They dug the sparkling micaceous sand from the banks of the little creek, and Harry panned it, as the miners say. He filled the pan with it, added water, and by whirling and shaking the pan and flipping the water over the sides of it, he washed out all the lighter particles. As he reached the bottom, he proceeded more carefully, and both boys watched the result with eagerness. To “pan gold” well is not easy and requires much practice, but almost any one can with a trial or two pan it roughly. As the last of the sand was washed away by the whirling water, Harry set up a shout.

“Black sand!” he said. “We’ve got black sand!”

“Humph!” said Joe, much disappointed. “What of it? It isn’t black sand we want, it’s gold.”

“Yes,” replied Harry excitedly, “but that’s a sign. The black sand always comes with the gold in placer mines. Wait till I wash this sand away.”

He whirled the pan with great care, and the heavy sand gradually disappeared. Then the boys looked at each other and shook hands. In the bottom of the pan lay several yellow flecks. Gold without a doubt, but not much of it. As a matter of fact, their discovery amounted to very little. Scarcely a stream in the Rocky Mountains, from Central America to Cape Lisburne, but in it you may find these occasional flecks of gold. To find it in paying quantities is altogether another matter, as many a gray-bearded prospector has learned after years of toil and rough life. But the boys were too young and inexperienced to realize this. They thought that fortune was verily within their grasp. They prospected up and down the stream, and never realized that they had not eaten dinner and were very hungry.

Yet wherever they went they found nothing but these faint prospects, and after long hours, fatigue and hunger finally asserted themselves and they started back for camp. As they tramped, weary and disappointed, they came round a bend in the creek and Joe’s eyes lighted up. There on the water’s edge, strolling along a clay bottom thinly strewn with micaceous sand, were three ptarmigans, picking up bits of gravel for the good of their crops, as such birds do. They looked large and plump in the eyes of two hungry boys.

“Lie low,” whispered Joe, “and we’ll have one of those birds.”

They watched them eagerly from behind a sheltering mound on the bank.
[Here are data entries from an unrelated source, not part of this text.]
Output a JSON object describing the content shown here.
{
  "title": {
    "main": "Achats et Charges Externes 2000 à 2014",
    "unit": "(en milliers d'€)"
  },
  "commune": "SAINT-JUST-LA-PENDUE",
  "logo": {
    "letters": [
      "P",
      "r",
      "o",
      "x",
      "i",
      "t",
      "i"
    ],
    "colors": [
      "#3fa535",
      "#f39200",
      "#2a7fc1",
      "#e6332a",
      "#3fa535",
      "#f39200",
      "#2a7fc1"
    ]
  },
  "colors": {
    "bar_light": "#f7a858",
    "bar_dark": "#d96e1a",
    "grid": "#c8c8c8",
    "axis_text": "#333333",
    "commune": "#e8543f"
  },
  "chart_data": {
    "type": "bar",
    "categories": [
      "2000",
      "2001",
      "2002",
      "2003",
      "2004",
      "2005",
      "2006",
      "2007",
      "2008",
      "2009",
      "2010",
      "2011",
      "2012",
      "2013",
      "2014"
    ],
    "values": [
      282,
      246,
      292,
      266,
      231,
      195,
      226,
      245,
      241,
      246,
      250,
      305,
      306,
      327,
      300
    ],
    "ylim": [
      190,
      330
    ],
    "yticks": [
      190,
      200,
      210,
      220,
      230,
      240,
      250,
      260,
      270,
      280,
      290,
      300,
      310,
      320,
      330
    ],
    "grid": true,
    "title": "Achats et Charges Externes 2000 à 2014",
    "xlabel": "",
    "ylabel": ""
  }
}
The birds pecked leisurely for a while, then went toward the bank and settled contentedly beneath some dwarf willows in the sun. Paddle in hand, Joe slipped noiselessly forward, got behind the clump of willows, crept round it, and with a sudden blow of the paddle laid out a ptarmigan. The others flew.

“There!” said Joe. “Here’s a good bite for dinner. Let’s hurry back.”

With renewed energy they hustled back to the camp, three quarters of a mile away, and soon had the ptarmigan broiling over a good fire. They made some rude flapjacks with the remnants of their spoiled flour, and ate the bird pretty nearly bones and all.